Context Within Ephesians

Verse 8 begins mid-thought, and that context matters. The verses immediately before it list behaviors Paul is urging the church to leave behind. The light-and-darkness language isn’t free-floating mysticism. It’s grounded in the practical ethical section of the letter, where Paul is trying to help a real congregation understand what a changed life actually looks like. Ephesians tends to move from sweeping theology in its opening chapters to concrete application later, and this passage sits right at the hinge of that turn.

The group acknowledged that Ephesians 5 as a whole contains some of the more difficult and contested passages in Paul’s letters, particularly around marriage and household codes. That broader context is worth naming. The chapter asks more of its readers than a quick read suggests.

Fruit, Light, and the Baptismal Call

One thread in the conversation connected the passage to baptismal vows. In the Wesleyan tradition, baptism includes a commitment to resist evil, injustice, and oppression in whatever forms they present themselves. The call to expose unfruitful works of darkness isn’t primarily about personal moral tidiness. It’s about seeing clearly enough to name what is wrong. You can’t resist what you can’t see. Light enables that kind of vision, and the church is called to bring it.

The fruit imagery also generated reflection. Light produces fruit. Without it, things don’t grow. The “unfruitful works of darkness” aren’t just morally wrong — they’re generative of nothing. They lead nowhere. Life, by contrast, moves toward something.

A Needed Nuance on Shame

The most pastorally careful moment in the conversation came when the group pushed back against the simplest reading of the passage — dark bad, light good, don’t do bad things — and tried to offer something more useful. The middle school version of this theology creates a world where guilt functions as a blunt instrument, where the feeling of shame is treated as automatically authoritative. But shame and genuine conviction aren’t the same thing.

The conversation tried to draw a distinction. There are things that cause a person’s conscience to stir because they are genuinely harmful — to themselves, to others, to their integrity. That internal signal deserves attention. But there is also shame manufactured by cultural expectations, by narrow communities, by other people’s anxiety dressed up as moral authority. Not everything that makes someone feel guilty is actually wrong. The church’s tradition and Scripture, read honestly and in community, are better guides than ambient cultural pressure in either direction.

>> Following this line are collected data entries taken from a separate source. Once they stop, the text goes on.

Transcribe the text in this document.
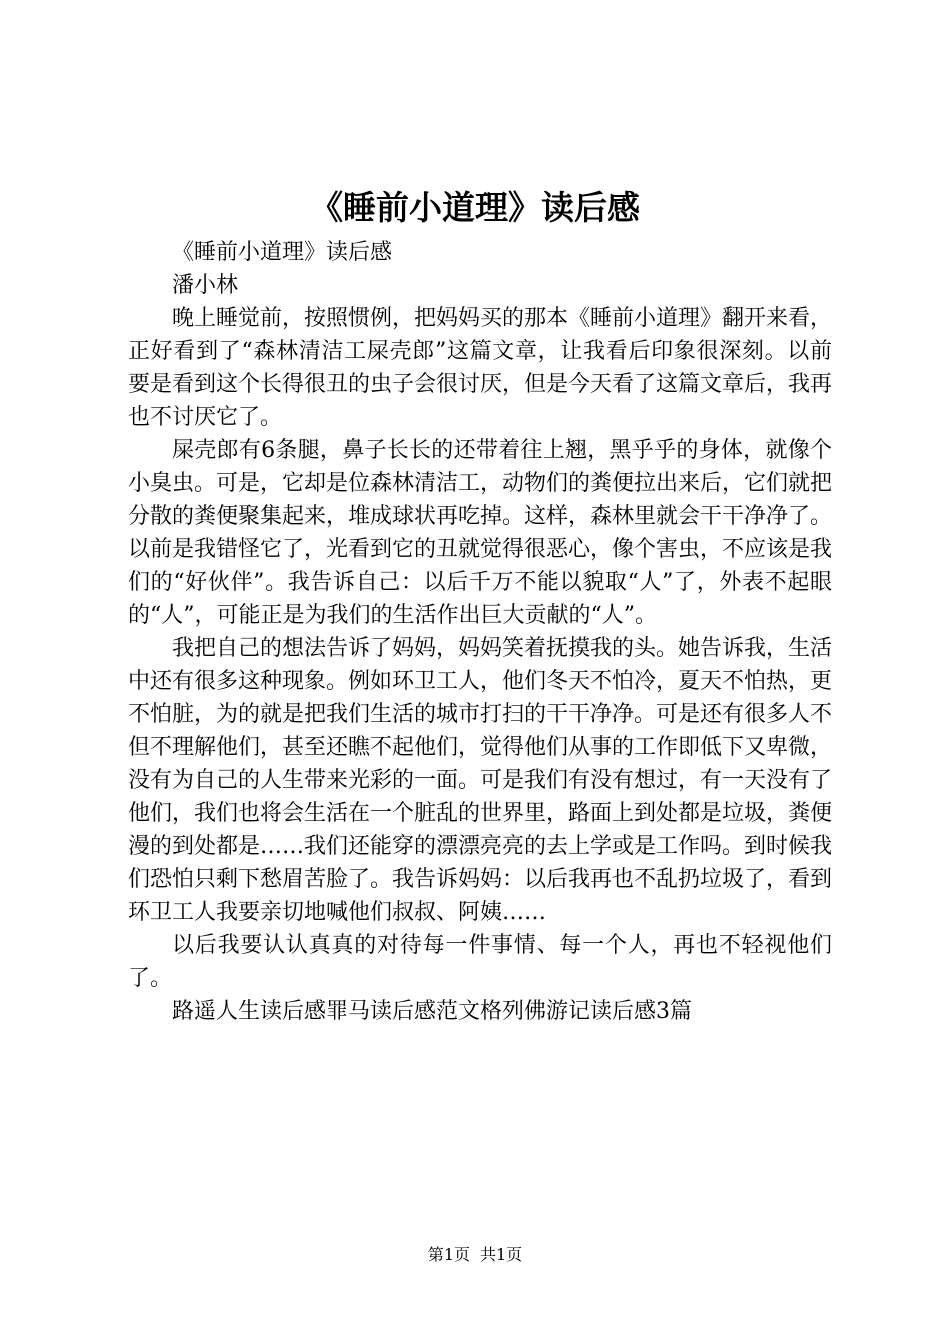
《睡前小道理》读后感

《睡前小道理》读后感

潘小林

晚上睡觉前，按照惯例，把妈妈买的那本《睡前小道理》翻开来看，正好看到了“森林清洁工屎壳郎”这篇文章，让我看后印象很深刻。以前要是看到这个长得很丑的虫子会很讨厌，但是今天看了这篇文章后，我再也不讨厌它了。

屎壳郎有6条腿，鼻子长长的还带着往上翘，黑乎乎的身体，就像个小臭虫。可是，它却是位森林清洁工，动物们的粪便拉出来后，它们就把分散的粪便聚集起来，堆成球状再吃掉。这样，森林里就会干干净净了。以前是我错怪它了，光看到它的丑就觉得很恶心，像个害虫，不应该是我们的“好伙伴”。我告诉自己：以后千万不能以貌取“人”了，外表不起眼的“人”，可能正是为我们的生活作出巨大贡献的“人”。

我把自己的想法告诉了妈妈，妈妈笑着抚摸我的头。她告诉我，生活中还有很多这种现象。例如环卫工人，他们冬天不怕冷，夏天不怕热，更不怕脏，为的就是把我们生活的城市打扫的干干净净。可是还有很多人不但不理解他们，甚至还瞧不起他们，觉得他们从事的工作即低下又卑微，没有为自己的人生带来光彩的一面。可是我们有没有想过，有一天没有了他们，我们也将会生活在一个脏乱的世界里，路面上到处都是垃圾，粪便漫的到处都是……我们还能穿的漂漂亮亮的去上学或是工作吗。到时候我们恐怕只剩下愁眉苦脸了。我告诉妈妈：以后我再也不乱扔垃圾了，看到环卫工人我要亲切地喊他们叔叔、阿姨……

以后我要认认真真的对待每一件事情、每一个人，再也不轻视他们了。

路遥人生读后感罪马读后感范文格列佛游记读后感3篇

第1页 共1页
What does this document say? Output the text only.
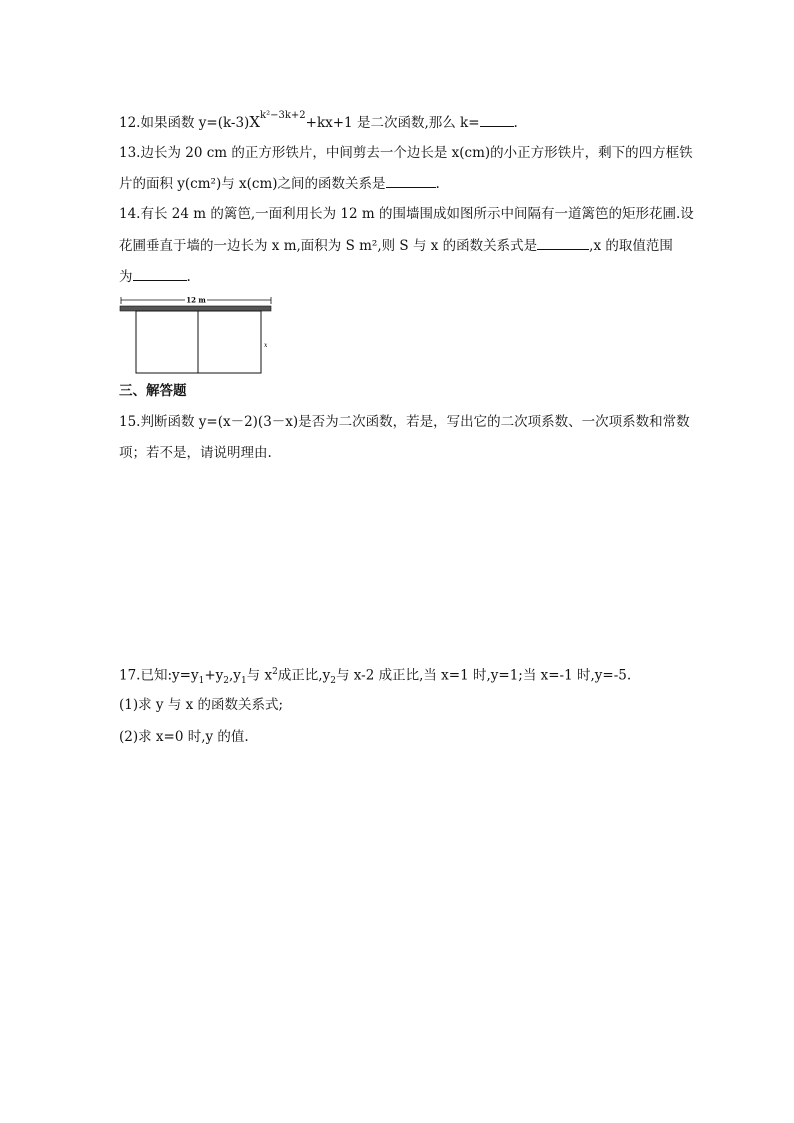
12.如果函数 $y=(k-3)X^{k^2-3k+2}+kx+1$ 是二次函数,那么 k=	.
13.边长为 20 cm 的正方形铁片，中间剪去一个边长是 x(cm)的小正方形铁片，剩下的四方框铁
片的面积 y(cm²)与 x(cm)之间的函数关系是	.
14.有长 24 m 的篱笆,一面利用长为 12 m 的围墙围成如图所示中间隔有一道篱笆的矩形花圃.设
花圃垂直于墙的一边长为 x m,面积为 S m²,则 S 与 x 的函数关系式是	,x 的取值范围
为	.
12 m
x
三、解答题
15.判断函数 y=(x－2)(3－x)是否为二次函数，若是，写出它的二次项系数、一次项系数和常数
项；若不是，请说明理由.
17.已知$:y=y_1+y_2,y_1$与 $x^2$成正比$,y_2$与 x-2 成正比,当 x=1 时,y=1;当 x=-1 时,y=-5.
(1)求 y 与 x 的函数关系式;
(2)求 x=0 时,y 的值.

The practical application that came out of this: when you feel guilt or conviction about something, it’s worth asking whether that feeling is grounded in something real. Are you doing something that harms another person, that distorts the truth, that you couldn’t defend in the light of day? That’s worth addressing. Or are you carrying shame that was handed to you by someone else, shaped more by fear than by faithfulness? That deserves a different kind of attention — a trusted pastor, a counselor, a community that can help you sort it out.

The Waking Call

The passage ends with an image of a sleeper being called awake. The group noted that this line, which might read as a rebuke, actually functions more like an invitation. You don’t have to stay asleep. Christ is already shining. The call to rise is a call toward something, not just away from something. There is energy in it, not just condemnation.

Questions for Reflection

Is there a difference between guilt you’re carrying that reflects genuine conviction and shame that was placed on you by someone or something other than Scripture and the Spirit? How might you begin to tell them apart?

What does it look like practically for you to “expose” works of darkness — not by avoiding people who are struggling, but by being honest and present as someone who carries light?

The text says sleeper, awake. In what area of your life might God be calling you to stop drifting and to actually wake up and act?